Al culpable que sí tenemos localizado fue al que pronunció esta frase…

Matadlos a todos, el Señor sabrá reconocer a los suyos.

Dicen, y dicen bien, que somos dueños de nuestros silencios y esclavos de nuestros palabras, pues el legado papal Arnau Amalric ha sido, es y será esclavo de esta sentencia, propia de un miserable.
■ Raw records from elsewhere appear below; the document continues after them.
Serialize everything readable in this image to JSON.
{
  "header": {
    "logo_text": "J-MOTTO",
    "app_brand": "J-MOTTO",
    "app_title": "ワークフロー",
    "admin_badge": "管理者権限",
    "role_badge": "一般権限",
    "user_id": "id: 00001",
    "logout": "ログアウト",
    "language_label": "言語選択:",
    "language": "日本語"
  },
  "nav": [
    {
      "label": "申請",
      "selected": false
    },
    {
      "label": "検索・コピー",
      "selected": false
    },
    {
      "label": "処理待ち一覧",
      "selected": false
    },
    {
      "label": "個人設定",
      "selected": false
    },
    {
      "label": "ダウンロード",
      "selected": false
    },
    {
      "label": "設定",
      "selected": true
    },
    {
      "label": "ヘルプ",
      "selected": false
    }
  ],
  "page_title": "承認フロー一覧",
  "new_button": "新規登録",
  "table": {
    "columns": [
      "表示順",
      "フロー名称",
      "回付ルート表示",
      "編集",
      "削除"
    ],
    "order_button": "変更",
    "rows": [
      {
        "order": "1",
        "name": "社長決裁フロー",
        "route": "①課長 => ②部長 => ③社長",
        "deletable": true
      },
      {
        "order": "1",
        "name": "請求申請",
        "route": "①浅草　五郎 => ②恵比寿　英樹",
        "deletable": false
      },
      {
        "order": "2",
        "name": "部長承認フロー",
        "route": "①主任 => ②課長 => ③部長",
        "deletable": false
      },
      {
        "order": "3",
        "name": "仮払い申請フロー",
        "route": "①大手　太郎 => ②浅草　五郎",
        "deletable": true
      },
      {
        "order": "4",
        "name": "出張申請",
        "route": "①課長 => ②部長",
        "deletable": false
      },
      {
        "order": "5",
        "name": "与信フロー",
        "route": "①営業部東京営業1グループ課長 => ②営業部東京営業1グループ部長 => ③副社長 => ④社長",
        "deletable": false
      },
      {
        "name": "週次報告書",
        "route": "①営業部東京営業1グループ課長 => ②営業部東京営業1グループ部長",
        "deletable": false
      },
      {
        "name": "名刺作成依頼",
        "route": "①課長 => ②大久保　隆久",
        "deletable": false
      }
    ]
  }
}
Viendo que los pastores de la Iglesia habían perdido el norte y, lógicamente, sus rebaños se habían desviado de la senda del Señor, se extendió por Lombardía, por algunos zonas de los Pirineos y, sobre todo, en el Languedoc francés, una corriente filosófico-religiosa, calificada por la Iglesia como herética, que predicaba la vuelta a la sencillez de las primitivas comunidades cristianas… eran los llamados cátaros (del griego «katharos» que significa puros), también los llamaron albigenses (por la ciudad de Albi) e incluso “los hombres buenos”. Para ellos existían dos principios básicos: el Bien (un mundo espiritual creado por Dios) y el Mal (el mundo material creado por Satán). Sólo mediante la austeridad, la piedad y la virtud se podía alcanzar la perfección y la unión con Dios, y en el caso de no haber alcanzado esa perfección, cuando muriesen su alma migraría a otro ser: hombre, mujer o animal. Su único sacramento era el Consolamentum, realizado a través de la imposición de manos y que equivaldría al bautismo y a la extremaunción. Además, negaban la autoridad del papa e incluso la divinidad de Cristo. Lógicamente, con todos estos argumentos era normal que la Iglesia los declarase herejes. Al principio, la contienda se dirimió en debates públicos entre el dominico Domingo de Guzmán y los cátaros, pero ellos seguían erre que erre. Hasta que todo cambió a partir de 1208.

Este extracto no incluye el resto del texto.